Showing posts with label oliver twist. Show all posts
Showing posts with label oliver twist. Show all posts

Thursday, July 22, 2010

"every repulsive lineament of poverty"

In my role as Chief Living Adulator for Charles Dickens, I bring you this delicious single sentence from Chapter 50 of Oliver Twist:

Crazy wooden galleries common to the backs of half a dozen houses, with holes from which to look upon the slime beneath; windows, broken and patched, with poles thrust out, on which to dry the linen that is never there; rooms so small, so filthy, so confined, that the air would seem too tainted even for the dirt and squalor which they shelter; wooden chambers thrusting themselves out above the mud, and threatening to fall into it--as some have done; dirt-besmeared walls and decaying foundations; every repulsive lineament of poverty, every loathsome indication of filth, rot, and garbage; all these ornament the banks of Folly Ditch.

Saturday, May 22, 2010

in 1837, Charles Dickens wrote

in Oliver Twist:

There are some promotions in life which, independent of the more substantial rewards they offer, acquire peculiar value and dignity from the coats and waistcoats connected with them.

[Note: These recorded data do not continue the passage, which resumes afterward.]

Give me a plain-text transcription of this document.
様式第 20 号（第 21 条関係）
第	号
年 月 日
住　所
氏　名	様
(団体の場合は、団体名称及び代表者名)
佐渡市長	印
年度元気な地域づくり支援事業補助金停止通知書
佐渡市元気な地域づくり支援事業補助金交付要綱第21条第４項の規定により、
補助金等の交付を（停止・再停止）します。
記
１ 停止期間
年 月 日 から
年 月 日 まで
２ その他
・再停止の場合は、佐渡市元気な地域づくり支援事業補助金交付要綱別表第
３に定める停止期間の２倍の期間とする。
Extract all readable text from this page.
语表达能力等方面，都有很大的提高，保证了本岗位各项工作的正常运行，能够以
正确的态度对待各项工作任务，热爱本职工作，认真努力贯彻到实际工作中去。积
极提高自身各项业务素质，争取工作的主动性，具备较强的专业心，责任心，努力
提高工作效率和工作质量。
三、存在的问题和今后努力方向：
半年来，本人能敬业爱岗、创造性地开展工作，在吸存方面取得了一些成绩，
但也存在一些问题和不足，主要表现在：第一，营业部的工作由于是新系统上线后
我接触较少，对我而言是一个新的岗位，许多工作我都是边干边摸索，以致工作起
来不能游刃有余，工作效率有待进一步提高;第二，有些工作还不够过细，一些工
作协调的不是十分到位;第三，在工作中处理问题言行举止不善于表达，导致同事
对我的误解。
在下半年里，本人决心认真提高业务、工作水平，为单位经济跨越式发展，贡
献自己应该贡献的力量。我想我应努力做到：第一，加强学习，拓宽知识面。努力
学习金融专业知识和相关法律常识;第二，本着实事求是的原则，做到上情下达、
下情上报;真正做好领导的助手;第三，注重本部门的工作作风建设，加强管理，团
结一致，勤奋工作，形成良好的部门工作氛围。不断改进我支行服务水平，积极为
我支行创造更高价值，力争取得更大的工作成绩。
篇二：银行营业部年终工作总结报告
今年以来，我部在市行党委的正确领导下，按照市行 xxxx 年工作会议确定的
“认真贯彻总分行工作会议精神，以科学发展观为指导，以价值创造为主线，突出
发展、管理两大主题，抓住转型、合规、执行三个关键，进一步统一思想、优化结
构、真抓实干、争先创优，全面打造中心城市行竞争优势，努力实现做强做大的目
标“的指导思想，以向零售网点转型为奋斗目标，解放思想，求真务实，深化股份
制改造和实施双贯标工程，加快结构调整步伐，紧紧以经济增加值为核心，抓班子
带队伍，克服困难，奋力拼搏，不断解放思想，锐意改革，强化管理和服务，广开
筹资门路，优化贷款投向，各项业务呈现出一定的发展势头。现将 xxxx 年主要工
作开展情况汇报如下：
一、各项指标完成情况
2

A field-marshal has his uniform, a bishop his silk apron, a counsellor his silk gown, a beadle his cocked hat. Strip the bishop of his apron, or the beadle of his hat and lace - what are they? Men. Mere men. Dignity, and even holiness too, sometimes, are more questions of coat and waistcoat than some people imagine.

Been reading Dickens every day. Unlike most recent popular fiction, his words are meant to be savored at a speaking pace, as if you were reading them aloud. Very satisfying, like a juicy medium-rare prime rib with horseradish sauce.